Де Голль пришел в ярость, он утверждал, что никогда не отказывался выступить по радио, разразился длинной тирадой против Черчилля, Идена, Англии и англичан и, наконец, против французов, которые дают себя поработить. Он вел себя так заносчиво, что Вьено уже направился к двери со словами: "Вы не смеете говорить со мной в таком тоне. Я вам не секретарь!" Выбитый из седла де Голль удержал Вьено за полу пиджака, сел, перестал метать громы и молнии и в более любезном тоне возвратился к обсуждаемому вопросу. -Вьено отправился в ночную резиденцию Черчилля. Он нашел премьера в обществе Идена. Для Вьено этот разговор остался одним из самых тяжелых воспоминаний. Черчилль отбросил всякую сдержанность. Вьено пытался вернуть его к действительности и напомнил, что переговоры о миссии связи, длившиеся многие месяцы, ни к чему не привели. Черчилль не желал ничего слушать, его охватил неистовый гнев - он даже потерял дар речи и мог лишь рычать. Вьено понял, что ему остается только уйти. Но, спускаясь по лестнице, он подумал о заре наступающего дня, который станет зарей освобождения. Он вернулся, подошел к Черчиллю, продолжавшему безмолвно и яростно гримасничать, и с волнением произнес: "Несмотря ни на что я должен поблагодарить вас за то, что происходит этой ночью!"

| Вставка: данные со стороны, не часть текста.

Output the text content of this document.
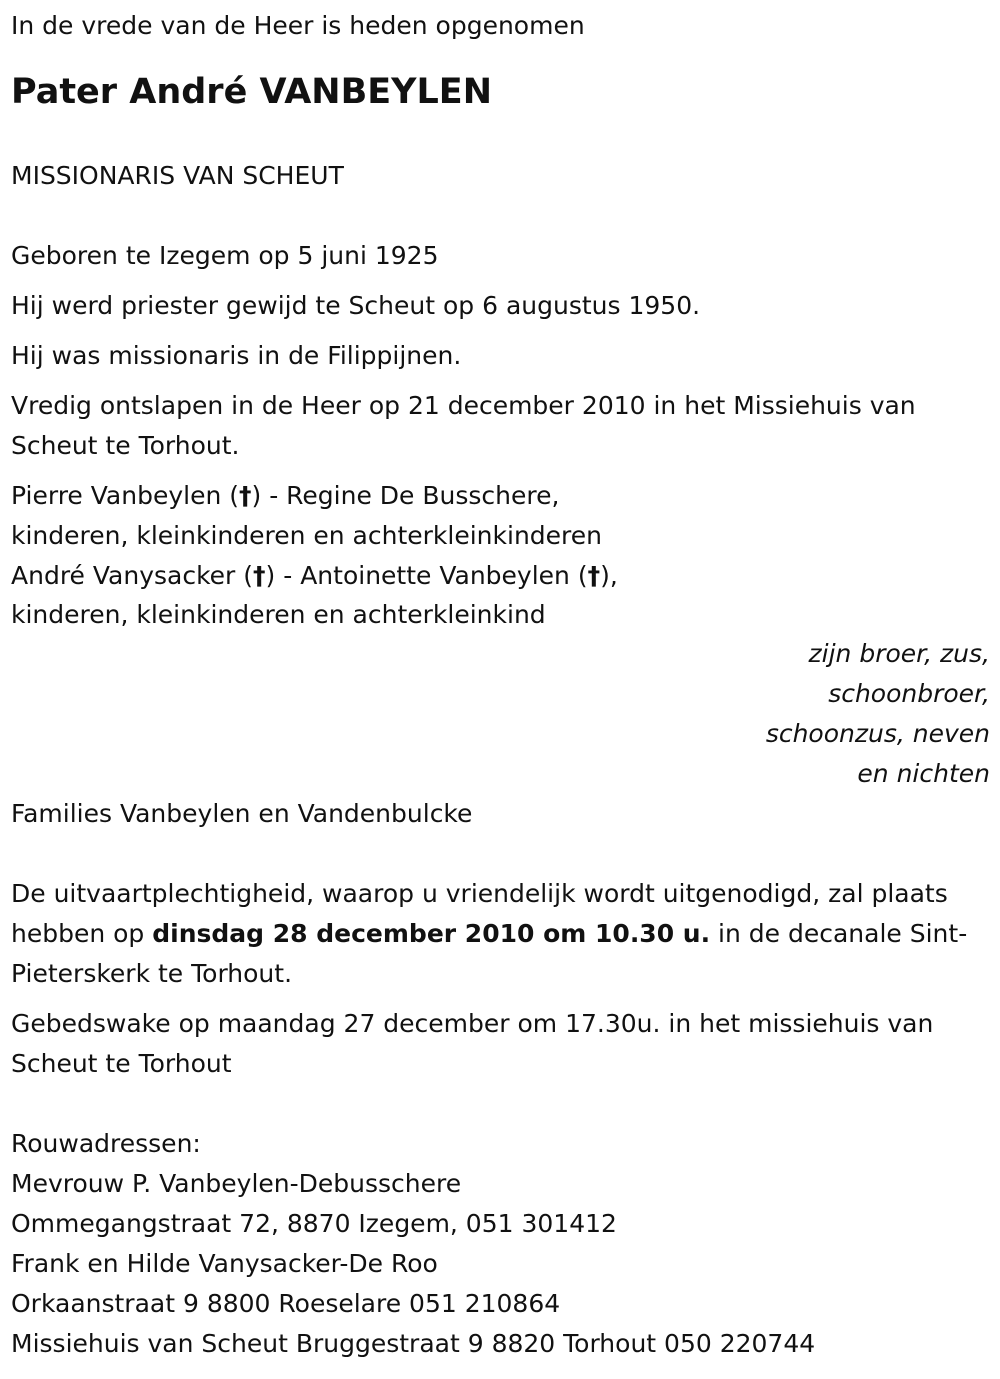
In de vrede van de Heer is heden opgenomen

Pater André VANBEYLEN

MISSIONARIS VAN SCHEUT

Geboren te Izegem op 5 juni 1925

Hij werd priester gewijd te Scheut op 6 augustus 1950.

Hij was missionaris in de Filippijnen.

Vredig ontslapen in de Heer op 21 december 2010 in het Missiehuis van Scheut te Torhout.

Pierre Vanbeylen (†) - Regine De Busschere,

kinderen, kleinkinderen en achterkleinkinderen

André Vanysacker (†) - Antoinette Vanbeylen (†),

kinderen, kleinkinderen en achterkleinkind

zijn broer, zus,

schoonbroer,

schoonzus, neven

en nichten

Families Vanbeylen en Vandenbulcke

De uitvaartplechtigheid, waarop u vriendelijk wordt uitgenodigd, zal plaats hebben op dinsdag 28 december 2010 om 10.30 u. in de decanale Sint-Pieterskerk te Torhout.

Gebedswake op maandag 27 december om 17.30u. in het missiehuis van Scheut te Torhout

Rouwadressen:

Mevrouw P. Vanbeylen-Debusschere

Ommegangstraat 72, 8870 Izegem, 051 301412

Frank en Hilde Vanysacker-De Roo

Orkaanstraat 9 8800 Roeselare 051 210864

Missiehuis van Scheut Bruggestraat 9 8820 Torhout 050 220744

До пяти часов утра Вьено ходил от Черчилля к де Голлю и от де Голля к Черчиллю... Я до сих пор слышу, как обессиленный Вьено, через несколько дней скончавшийся на посту, заключил: "В конечном счете ничего не произошло... Столкнулись два темперамента, вспыхнула нелепая ярость двух людей".

И все же истории не известно, чем кончилось это столкновение. Кроме премьер-министра, только три человека точно знают, что произошло: Антони Иден, Пик, представитель Черчилля при де Голле, и, возможно, майор Мортон. Безусловно, никто из них ничего не расскажет о спорах между де Голлем и Черчиллем, разве чтобы отрицать их. Ночь ничего не прояснила: на сей раз Черчилль не поборол свою ярость. Рано утром 6-го он написал де Голлю письмо, в котором заявлял, что с него o хватит. Он требовал, чтобы генерал покинул британскую территорию. Письмо это не дошло до адресата. Иден и Пик решили его сжечь.

* * *

Теперь все это в прошлом. На следующий день я отправился во Францию. Валонь, Шербур освобождены. Кан - лишь на три четверти. Несмотря на то что союзнические службы ставили мне палки в колеса, 14 июля я провел во Франции. Судя по полученным мной за две недели донесениям, все трудности, казавшиеся непреодолимыми при переговорах и на бумаге, сами собой разрешались на местах. Уже 16 июня Борис сообщал мне: "Надо ли говорить, с каким нетерпением я Вас ждал и жду. В Ваше отсутствие почти невозможно урегулировать некоторые вопросы. К генералу не подступаться, он на все отвечает отказом.

В результате весьма удачной поездки в Нормандию дела в последний момент приняли значительно лучший оборот. Куле приступил к исполнению своих обязанностей безо всяких помех. Генерала верноподданически приветствовали все местные сановники, включая епископа - приспешника Виши и коллаборациониста.